Utility Infrastructure Services

Utility Infrastructure Services provides underground construction and repair to gas, water, electric and telecommunications companies primarily through its investment in Reliant Services, LLC (Reliant) and Reliant’s 100 percent ownership in Miller Pipeline. Reliant is a 50 percent owned strategic alliance and is accounted for using the equity method of accounting.

Utility Infrastructure Services’ contributed earnings of $0.5 million for three month periods ended June 30, 2005 and 2004 and incurred losses of $(0.5) million and $(0.1) million for the six month periods in 2005 and 2004, respectively.

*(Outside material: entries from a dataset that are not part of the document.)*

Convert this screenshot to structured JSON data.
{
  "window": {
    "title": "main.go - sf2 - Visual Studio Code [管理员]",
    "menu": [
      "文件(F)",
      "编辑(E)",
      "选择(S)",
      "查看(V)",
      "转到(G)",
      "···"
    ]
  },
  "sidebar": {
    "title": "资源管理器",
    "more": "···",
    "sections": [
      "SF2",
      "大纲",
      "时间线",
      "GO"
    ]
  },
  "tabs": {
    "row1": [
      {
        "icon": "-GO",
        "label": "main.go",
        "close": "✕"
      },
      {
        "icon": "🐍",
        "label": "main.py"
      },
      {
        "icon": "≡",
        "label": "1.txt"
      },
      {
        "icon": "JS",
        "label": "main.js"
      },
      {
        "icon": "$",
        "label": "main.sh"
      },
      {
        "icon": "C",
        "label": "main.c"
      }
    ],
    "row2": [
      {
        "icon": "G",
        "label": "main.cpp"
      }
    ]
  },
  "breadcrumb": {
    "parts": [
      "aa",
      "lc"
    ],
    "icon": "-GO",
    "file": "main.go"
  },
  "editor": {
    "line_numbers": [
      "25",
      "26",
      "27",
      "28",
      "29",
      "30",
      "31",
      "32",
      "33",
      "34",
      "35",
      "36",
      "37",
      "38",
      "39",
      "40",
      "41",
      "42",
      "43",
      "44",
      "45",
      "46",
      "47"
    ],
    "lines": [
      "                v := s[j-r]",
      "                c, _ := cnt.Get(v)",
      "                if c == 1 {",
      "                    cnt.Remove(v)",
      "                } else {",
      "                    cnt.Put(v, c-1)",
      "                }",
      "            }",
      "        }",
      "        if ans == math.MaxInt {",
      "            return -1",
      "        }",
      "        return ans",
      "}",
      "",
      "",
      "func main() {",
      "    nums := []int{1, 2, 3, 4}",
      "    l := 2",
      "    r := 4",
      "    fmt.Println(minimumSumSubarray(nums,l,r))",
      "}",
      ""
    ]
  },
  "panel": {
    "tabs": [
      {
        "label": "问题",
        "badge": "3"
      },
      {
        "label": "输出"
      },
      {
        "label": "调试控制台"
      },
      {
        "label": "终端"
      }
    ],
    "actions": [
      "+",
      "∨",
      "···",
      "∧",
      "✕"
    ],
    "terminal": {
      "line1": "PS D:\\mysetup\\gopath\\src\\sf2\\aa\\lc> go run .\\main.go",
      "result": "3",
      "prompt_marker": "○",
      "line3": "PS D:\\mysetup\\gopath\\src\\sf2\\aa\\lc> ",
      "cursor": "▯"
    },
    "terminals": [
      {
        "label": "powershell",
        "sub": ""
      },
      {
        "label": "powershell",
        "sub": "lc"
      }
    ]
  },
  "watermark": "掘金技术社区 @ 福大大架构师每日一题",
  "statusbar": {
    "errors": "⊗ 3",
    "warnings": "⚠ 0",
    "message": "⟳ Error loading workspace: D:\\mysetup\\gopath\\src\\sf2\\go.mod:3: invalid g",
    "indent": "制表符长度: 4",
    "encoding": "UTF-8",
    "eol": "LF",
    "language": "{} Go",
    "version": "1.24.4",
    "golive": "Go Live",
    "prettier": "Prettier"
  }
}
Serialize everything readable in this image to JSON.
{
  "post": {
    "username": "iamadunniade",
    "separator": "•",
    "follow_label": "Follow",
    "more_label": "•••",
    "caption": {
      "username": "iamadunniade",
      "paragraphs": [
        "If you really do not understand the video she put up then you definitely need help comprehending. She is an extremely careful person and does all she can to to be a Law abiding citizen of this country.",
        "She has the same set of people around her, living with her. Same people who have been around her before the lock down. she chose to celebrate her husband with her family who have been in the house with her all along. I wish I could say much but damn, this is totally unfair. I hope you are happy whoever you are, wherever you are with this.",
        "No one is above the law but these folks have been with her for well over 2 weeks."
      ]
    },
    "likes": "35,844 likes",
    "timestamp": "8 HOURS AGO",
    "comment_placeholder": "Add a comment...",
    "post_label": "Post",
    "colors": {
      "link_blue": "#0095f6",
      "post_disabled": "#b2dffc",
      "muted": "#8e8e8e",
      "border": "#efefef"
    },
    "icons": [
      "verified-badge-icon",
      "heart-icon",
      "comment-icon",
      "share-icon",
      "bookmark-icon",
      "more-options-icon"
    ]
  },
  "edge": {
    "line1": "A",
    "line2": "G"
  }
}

The year-to-date results were impacted by weather during the first quarter of 2005 that delayed construction projects.
 
Other Businesses

The Other Businesses Group includes a variety of operations and investments including investments in Broadband and Haddington Energy. Broadband invests in communication services, such as cable television, high-speed internet, and advanced local and long distance phone services.

For the three months ended June 30, 2005, Other Businesses reported a loss of $(0.2) million, compared to a loss of $(4.6) million in 2004. For the six months ended June 30, 2005, Other Businesses reported a loss of $(0.7) million, compared to a loss of $(4.0) million in 2004. The smaller losses incurred in 2005 result principally from the 2004 write-down of the company’s broadband investments and the net loss on transactions in 2004 that involved the company’s investment in the Haddington Energy partnerships.

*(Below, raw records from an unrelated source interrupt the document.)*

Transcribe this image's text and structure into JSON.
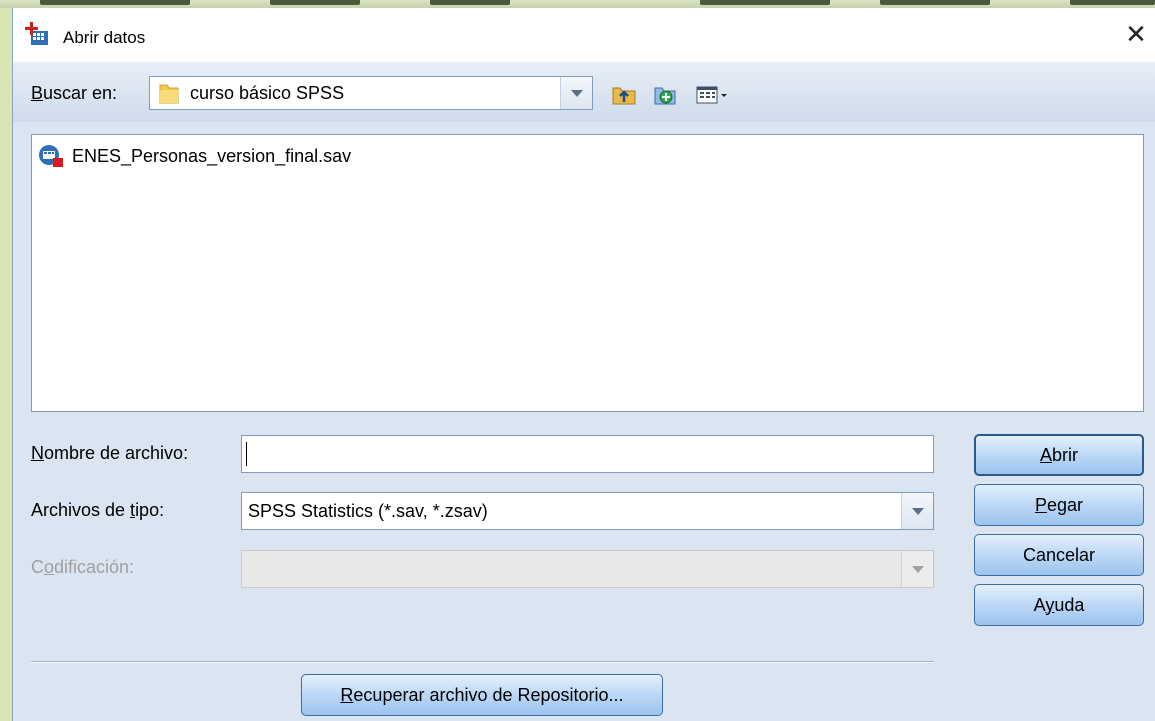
{
  "window": {
    "title": "Abrir datos",
    "close_symbol": "✕"
  },
  "toolbar": {
    "lookin_label": "Buscar en:",
    "lookin_underline": "B",
    "lookin_rest": "uscar en:",
    "lookin_value": "curso básico SPSS",
    "icons": [
      "up-folder-icon",
      "new-folder-icon",
      "view-menu-icon"
    ]
  },
  "files": [
    {
      "name": "ENES_Personas_version_final.sav",
      "icon": "spss-data-file-icon"
    }
  ],
  "form": {
    "filename_label": "Nombre de archivo:",
    "filename_underline": "N",
    "filename_rest": "ombre de archivo:",
    "filename_value": "",
    "filetype_label": "Archivos de tipo:",
    "filetype_pre": "Archivos de ",
    "filetype_underline": "t",
    "filetype_rest": "ipo:",
    "filetype_value": "SPSS Statistics (*.sav, *.zsav)",
    "encoding_label": "Codificación:",
    "encoding_pre": "C",
    "encoding_underline": "o",
    "encoding_rest": "dificación:",
    "encoding_value": ""
  },
  "buttons": {
    "open": {
      "label": "Abrir",
      "underline": "A",
      "rest": "brir"
    },
    "paste": {
      "label": "Pegar",
      "underline": "P",
      "rest": "egar"
    },
    "cancel": {
      "label": "Cancelar"
    },
    "help": {
      "label": "Ayuda",
      "pre": "A",
      "underline": "y",
      "rest": "uda"
    },
    "repository": {
      "label": "Recuperar archivo de Repositorio...",
      "underline": "R",
      "rest": "ecuperar archivo de Repositorio..."
    }
  },
  "colors": {
    "dialog_bg": "#dbe5f1",
    "button_border": "#3a6ea5",
    "desktop_bg": "#c8d8a8"
  }
}
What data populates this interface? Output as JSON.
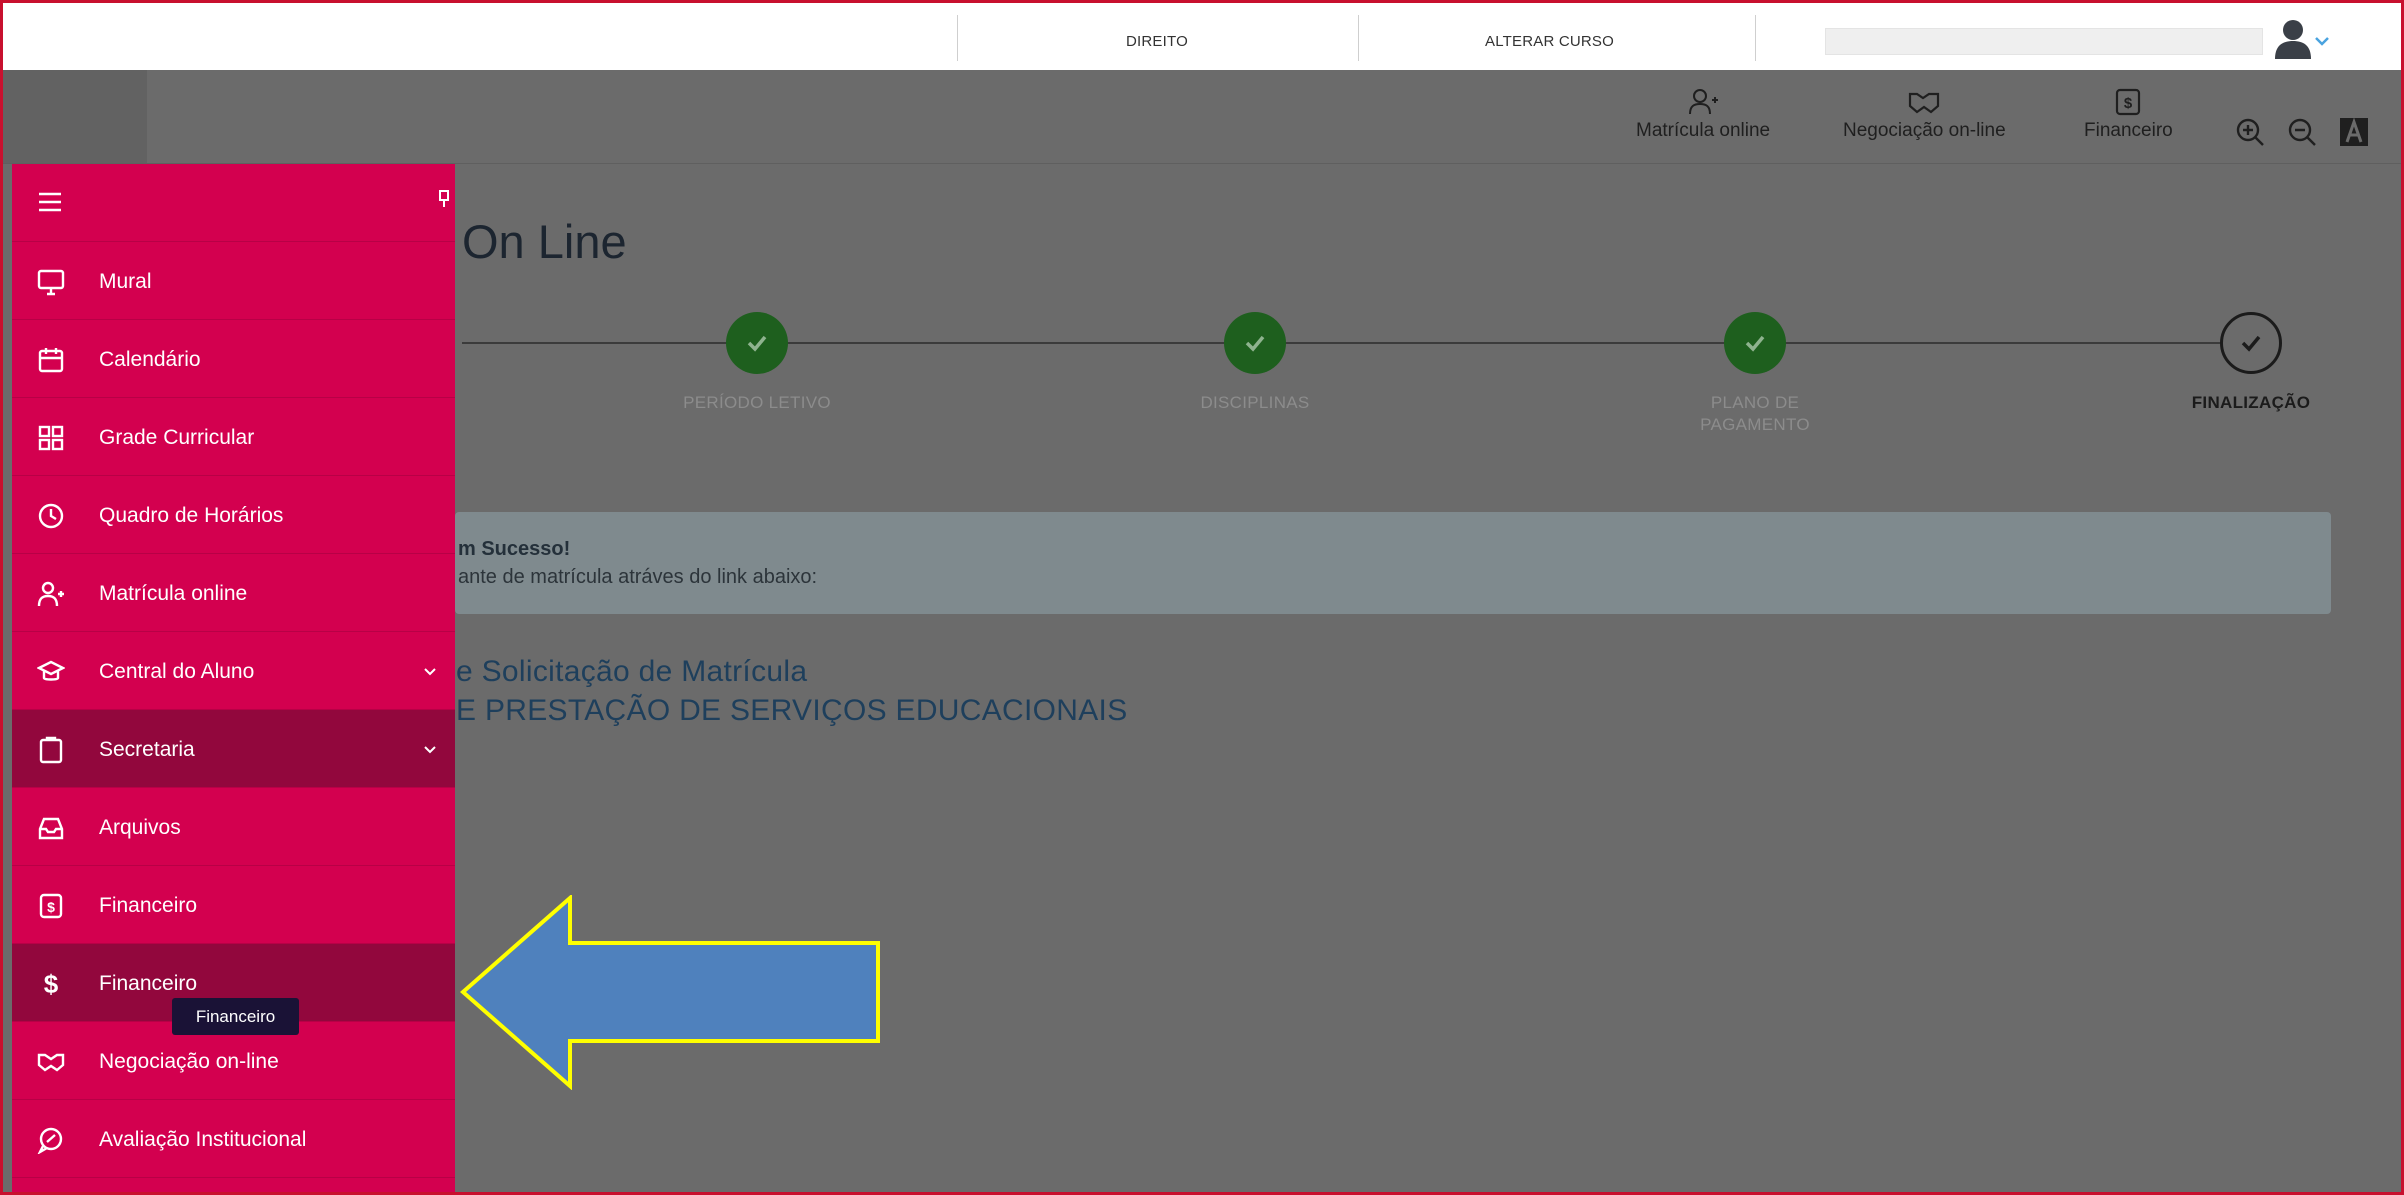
{
  "topbar": {
    "course_label": "DIREITO",
    "change_course_label": "ALTERAR CURSO"
  },
  "header": {
    "items": [
      {
        "label": "Matrícula online",
        "icon": "user-plus-icon"
      },
      {
        "label": "Negociação on-line",
        "icon": "handshake-icon"
      },
      {
        "label": "Financeiro",
        "icon": "dollar-document-icon"
      }
    ],
    "zoom_in_icon": "zoom-in-icon",
    "zoom_out_icon": "zoom-out-icon",
    "font_icon": "font-size-icon"
  },
  "main": {
    "title": "On Line",
    "steps": [
      {
        "label": "PERÍODO LETIVO",
        "status": "done"
      },
      {
        "label": "DISCIPLINAS",
        "status": "done"
      },
      {
        "label_line1": "PLANO DE",
        "label_line2": "PAGAMENTO",
        "status": "done"
      },
      {
        "label": "FINALIZAÇÃO",
        "status": "current"
      }
    ],
    "alert": {
      "title": "m Sucesso!",
      "text": "ante de matrícula atráves do link abaixo:"
    },
    "links": [
      "e Solicitação de Matrícula",
      "E PRESTAÇÃO DE SERVIÇOS EDUCACIONAIS"
    ]
  },
  "sidebar": {
    "items": [
      {
        "label": "Mural",
        "icon": "monitor-icon"
      },
      {
        "label": "Calendário",
        "icon": "calendar-icon"
      },
      {
        "label": "Grade Curricular",
        "icon": "grid-icon"
      },
      {
        "label": "Quadro de Horários",
        "icon": "clock-icon"
      },
      {
        "label": "Matrícula online",
        "icon": "user-plus-icon"
      },
      {
        "label": "Central do Aluno",
        "icon": "graduation-cap-icon",
        "expandable": true
      },
      {
        "label": "Secretaria",
        "icon": "clipboard-icon",
        "expandable": true,
        "active": true
      },
      {
        "label": "Arquivos",
        "icon": "inbox-icon"
      },
      {
        "label": "Financeiro",
        "icon": "dollar-document-icon"
      },
      {
        "label": "Financeiro",
        "icon": "dollar-icon",
        "active": true
      },
      {
        "label": "Negociação on-line",
        "icon": "handshake-icon"
      },
      {
        "label": "Avaliação Institucional",
        "icon": "chat-icon"
      }
    ],
    "tooltip": "Financeiro"
  },
  "colors": {
    "sidebar": "#d3004f",
    "sidebar_active": "#92073d",
    "overlay": "#6b6b6b",
    "step_done": "#1e5f1e",
    "arrow_fill": "#4f81bd",
    "arrow_stroke": "#ffff00"
  }
}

In 2004, the company recorded broadband-related impairment charges totaling $(6.0) million after tax, of which $(4.5) million was reflected in the first quarter and $(1.5) million was recorded in the second quarter.

In addition, the 2004 second quarter includes a $(3.5) million after tax write-down of an investment held by Haddington Energy. The first quarter of 2004 includes an after tax gain of $5.3 million relating to the sale of an investment held by Haddington Energy. In total, the net loss from these transactions decreased 2004 results by $(5.0) million during the second quarter and $(4.2) million during the six month period.

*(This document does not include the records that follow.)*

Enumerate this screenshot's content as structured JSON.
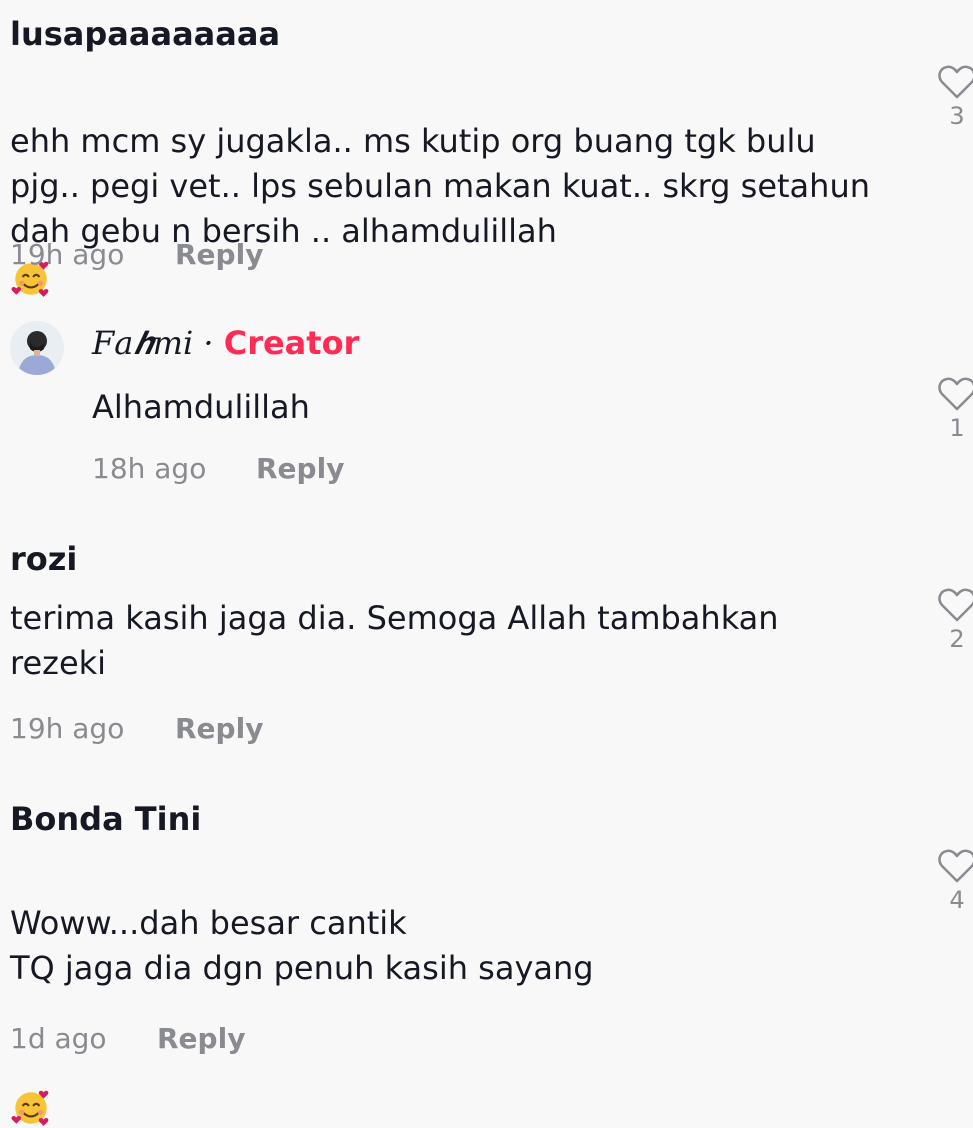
{
  "comments": [
    {
      "username": "lusapaaaaaaaa",
      "text": "ehh mcm sy jugakla.. ms kutip org buang tgk bulu\npjg.. pegi vet.. lps sebulan makan kuat.. skrg setahun\ndah gebu n bersih .. alhamdulillah",
      "emoji": "smiling-face-with-hearts",
      "time": "19h ago",
      "reply": "Reply",
      "likes": "3"
    },
    {
      "username": "𝐹𝑎𝒉𝑚𝑖",
      "separator": " · ",
      "badge": "Creator",
      "text": "Alhamdulillah",
      "time": "18h ago",
      "reply": "Reply",
      "likes": "1"
    },
    {
      "username": "rozi",
      "text": "terima kasih jaga dia. Semoga Allah tambahkan\nrezeki",
      "time": "19h ago",
      "reply": "Reply",
      "likes": "2"
    },
    {
      "username": "Bonda Tini",
      "text": "Woww...dah besar cantik\nTQ jaga dia dgn penuh kasih sayang",
      "emoji": "smiling-face-with-hearts",
      "time": "1d ago",
      "reply": "Reply",
      "likes": "4"
    }
  ],
  "colors": {
    "creator_badge": "#fe2c55",
    "secondary_text": "#8a8b91",
    "primary_text": "#161823"
  }
}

Please SEE ATTACHED unaudited schedules for additional financial information

Live Webcast on July 29, 2005

Vectren management will discuss second quarter 2005 earnings results and provide an outlook for 2005 during a conference call for analysts scheduled at 9:00 a.m. EDT (8:00 CDT), Friday, July 29, 2005. You are invited to listen to the live, audio only Webcast of the conference call as well as view the accompanying slide presentation by choosing “Q2 2005 Earnings Webcast” on Vectren’s website, www.Vectren.com. Approximately two hours after the completion of the Webcast, interested parties may also view the slide presentation and listen to the Webcast replay at Vectren’s website.

 
About Vectren

Vectren Corporation is an energy and applied technology holding company headquartered in Evansville, Indiana. Vectren’s energy delivery subsidiaries provide gas and/or electricity to over one million customers in adjoining service territories that cover nearly two-thirds of Indiana and west central Ohio. Vectren’s non-regulated subsidiaries and affiliates currently offer energy-related products and services to customers throughout the midwest and southeast. These include gas marketing and related services; coal production and sales and utility infrastructure services. To learn more about Vectren, visit www.vectren.com.

Safe Harbor for Forward Looking Statements

This document contains forward-looking statements, which are based on management’s beliefs and assumptions that derive from information currently known by management. Vectren wishes to caution readers that actual results could differ materially from those contained in this document. Additional detailed information concerning a number of factors that could cause actual results to differ materially from the information that is provided to you is readily available in our annual report on Form 10-K filed with the Securities and Exchange Commission on March 2, 2005.